8. Introduction to reserving and the calculation of retrospective and prospective reserves on a net premium and gross premium basis. The recursive formula that links reserves from one year to the next.(3 lectures)

9. Death strain at risk and Mortality profit.(1 lecture).

The course will be supported by the use of the software R to provide a deeper understanding and also to perform calculations.

One short in-class test worth 20% and an optional non-credit bearing mock test also held in class.

Examination at end of semester 2, weighting 80%.

Feedback tutorials will provide an opportunity for students' work to be discussed and provide feedback on their understanding.  Coursework or in-class tests (where applicable) also provide an opportunity for students to receive feedback.  Students can also get feedback on their understanding directly from the lecturer, for example during the lecturer's office hour..

One Tutorial a week will be held in the computer cluster when the use of R can be practised.

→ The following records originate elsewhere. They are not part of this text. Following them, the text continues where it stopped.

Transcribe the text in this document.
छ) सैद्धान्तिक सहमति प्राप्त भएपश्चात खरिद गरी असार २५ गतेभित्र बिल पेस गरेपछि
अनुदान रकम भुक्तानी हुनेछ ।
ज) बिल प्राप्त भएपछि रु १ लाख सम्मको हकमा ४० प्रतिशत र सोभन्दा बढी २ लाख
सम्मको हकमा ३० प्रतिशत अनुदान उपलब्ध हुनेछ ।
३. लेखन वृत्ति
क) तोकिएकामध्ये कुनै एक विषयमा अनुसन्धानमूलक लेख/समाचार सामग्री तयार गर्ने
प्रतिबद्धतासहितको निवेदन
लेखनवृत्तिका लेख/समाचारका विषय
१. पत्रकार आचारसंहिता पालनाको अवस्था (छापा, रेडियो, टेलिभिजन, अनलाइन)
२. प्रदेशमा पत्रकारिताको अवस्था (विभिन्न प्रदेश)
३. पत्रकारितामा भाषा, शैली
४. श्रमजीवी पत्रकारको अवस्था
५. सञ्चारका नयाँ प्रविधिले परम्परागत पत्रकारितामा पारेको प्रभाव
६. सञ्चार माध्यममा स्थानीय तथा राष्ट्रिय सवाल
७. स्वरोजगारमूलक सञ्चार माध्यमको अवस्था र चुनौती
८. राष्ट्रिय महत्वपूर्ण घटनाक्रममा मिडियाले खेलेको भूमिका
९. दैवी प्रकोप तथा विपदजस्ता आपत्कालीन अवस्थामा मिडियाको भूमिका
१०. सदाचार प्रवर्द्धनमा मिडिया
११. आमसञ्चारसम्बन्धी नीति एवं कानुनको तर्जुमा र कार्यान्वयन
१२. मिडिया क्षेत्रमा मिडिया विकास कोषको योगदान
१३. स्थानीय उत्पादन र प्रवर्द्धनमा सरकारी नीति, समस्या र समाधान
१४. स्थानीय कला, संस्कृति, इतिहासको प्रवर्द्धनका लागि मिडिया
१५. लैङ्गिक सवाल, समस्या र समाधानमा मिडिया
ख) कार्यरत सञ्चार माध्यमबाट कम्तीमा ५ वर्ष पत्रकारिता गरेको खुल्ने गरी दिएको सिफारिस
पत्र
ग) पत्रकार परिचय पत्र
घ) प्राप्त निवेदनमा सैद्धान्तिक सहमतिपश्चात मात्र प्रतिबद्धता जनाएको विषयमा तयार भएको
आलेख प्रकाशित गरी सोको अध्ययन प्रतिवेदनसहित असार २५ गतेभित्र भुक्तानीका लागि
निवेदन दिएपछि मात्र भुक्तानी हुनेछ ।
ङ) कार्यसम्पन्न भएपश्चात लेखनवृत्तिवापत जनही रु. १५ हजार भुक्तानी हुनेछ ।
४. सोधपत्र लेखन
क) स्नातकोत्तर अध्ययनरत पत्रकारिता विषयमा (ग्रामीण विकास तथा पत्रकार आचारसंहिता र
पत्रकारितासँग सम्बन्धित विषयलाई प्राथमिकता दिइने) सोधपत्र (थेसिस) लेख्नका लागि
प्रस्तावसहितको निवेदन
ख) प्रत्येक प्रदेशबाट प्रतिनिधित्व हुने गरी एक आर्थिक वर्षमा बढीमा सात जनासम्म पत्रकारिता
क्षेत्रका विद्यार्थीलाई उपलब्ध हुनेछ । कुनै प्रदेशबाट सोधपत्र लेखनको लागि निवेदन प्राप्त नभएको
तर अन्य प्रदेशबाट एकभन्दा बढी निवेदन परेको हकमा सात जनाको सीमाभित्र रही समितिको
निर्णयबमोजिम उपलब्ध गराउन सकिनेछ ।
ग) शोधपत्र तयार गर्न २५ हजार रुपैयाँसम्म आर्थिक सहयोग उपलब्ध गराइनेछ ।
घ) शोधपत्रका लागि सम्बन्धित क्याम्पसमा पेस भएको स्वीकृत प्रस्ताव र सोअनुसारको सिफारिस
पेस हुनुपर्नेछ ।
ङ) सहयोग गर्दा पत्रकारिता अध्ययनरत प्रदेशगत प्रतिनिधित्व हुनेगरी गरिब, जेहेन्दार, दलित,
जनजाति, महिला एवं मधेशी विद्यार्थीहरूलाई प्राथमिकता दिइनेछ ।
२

• Core Reading : Subject CM1, Contingencies. Produced by the Actuarial Profession.
• D.C.M. Dickson, M.R. Hardy and H.R. Waters, Actuarial Mathematics for Life Contingencies.
• NL Bowers, Actuarial Mathematics, HU Gerber and JC Hickman, Society of Actuaries, 1997

The independent study hours will normally comprise the following. During each week of the taught part of the semester:

• You will normally have approximately 60-75 minutes of video content. Normally you would spend approximately 2-2.5 hrs per week studying this content independently
• You will normally have exercise or problem sheets, on which you might spend approximately 1.5hrs per week
• There may be other tasks assigned to you on Blackboard, for example short quizzes or short-answer formative exercises
• In some weeks you may be preparing coursework or revising for mid-semester tests 

Together with the timetabled classes, you should be spending approximately 6 hours per week on this course unit.

The remaining independent study time comprises revision for and taking the end-of-semester assessment.